The new bone can be molded to fit where the broken or diseased bone was, and bone graft material is used to help the cells from the bone matrix of the new bone piece adhere to the old bone. Bone graft material can be used to fill disks and gaps without placing in a new bone. There are common devices to perform bone graft surgery and new advances in bone grafting technology that can make the process easier. Below are three tips to help with choosing an effective graft delivery system.
Consider What is Available
Bone graft material is inserted through either a bone funnel, syringe, or cannula. These are the most common devices in bone grafting technology to perform bone graft surgery, and each has its advantages and disadvantages.
The bone funnel is a funnel-shaped delivery device that is connected to a cylinder. The bone graft material is filled into the bone funnel and pushed through the cylinder. It is not a single-use device and needs to be sterilized for each use. It also is not able to be filled with the bone graft material before it is positioned.

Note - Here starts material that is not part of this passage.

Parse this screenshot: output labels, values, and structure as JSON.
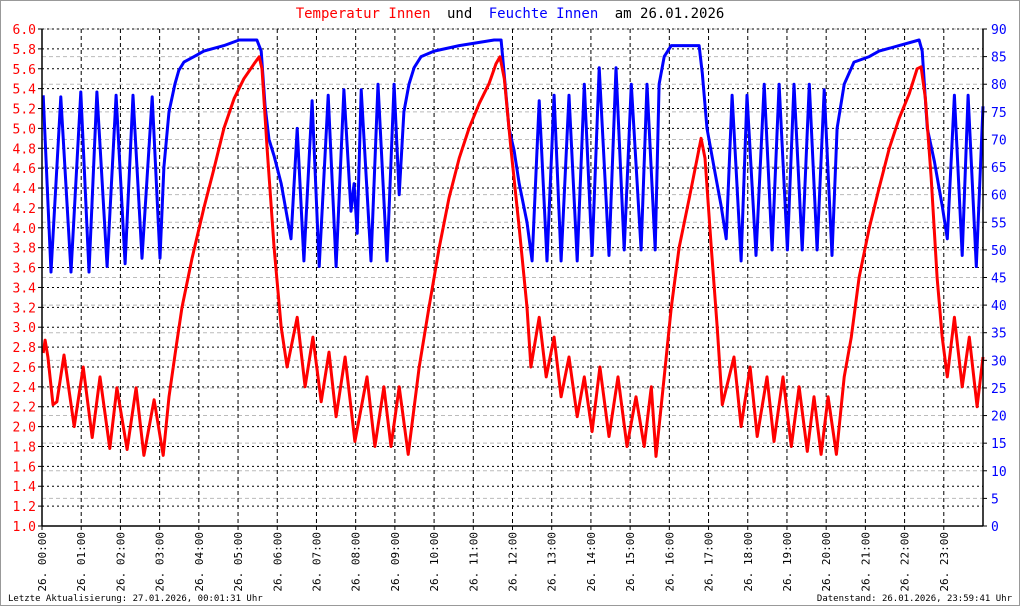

Using a syringe can be beneficial because they are single-use and do not need to be sterilized. It is filled with bone graft material and inserted into the bone graft site. It can be difficult to position the syringe, and because of this, it is mostly used with a cannula. A cannula is positioned into the site, while the syringe is connected to the top of it. The syringe pushes the bone graft material through itself and then the cannula. The cannula is also single-use and disposable, which can be a benefit in the surgery.
There are new bone grafting technology devices that eliminate the problems that the common delivery devices have, and considering all of your options is important when choosing your device.
Bone graft technology has evolved just like everything else in the medical field. There are new delivery devices that deliver the bone graft material to difficult places with ease and precision. These devices help eliminate problems that may arise from the common delivery devices while also using pre-filled tubes. Researching new developments and devices in bone graft technology can help when choosing what device would work best for you and your patients.
Keep an Open Mind to New Technology
When choosing a delivery device for performing bone grafting surgeries, you may feel comfortable staying with the devices you are used to. Even if this has worked in the past for you and your patients, a new addition to bone grafting technology can enhance your surgeries and make it more efficient. An option may be to have multiple devices available instead of just one to guarantee you are using what works best for you and the patient.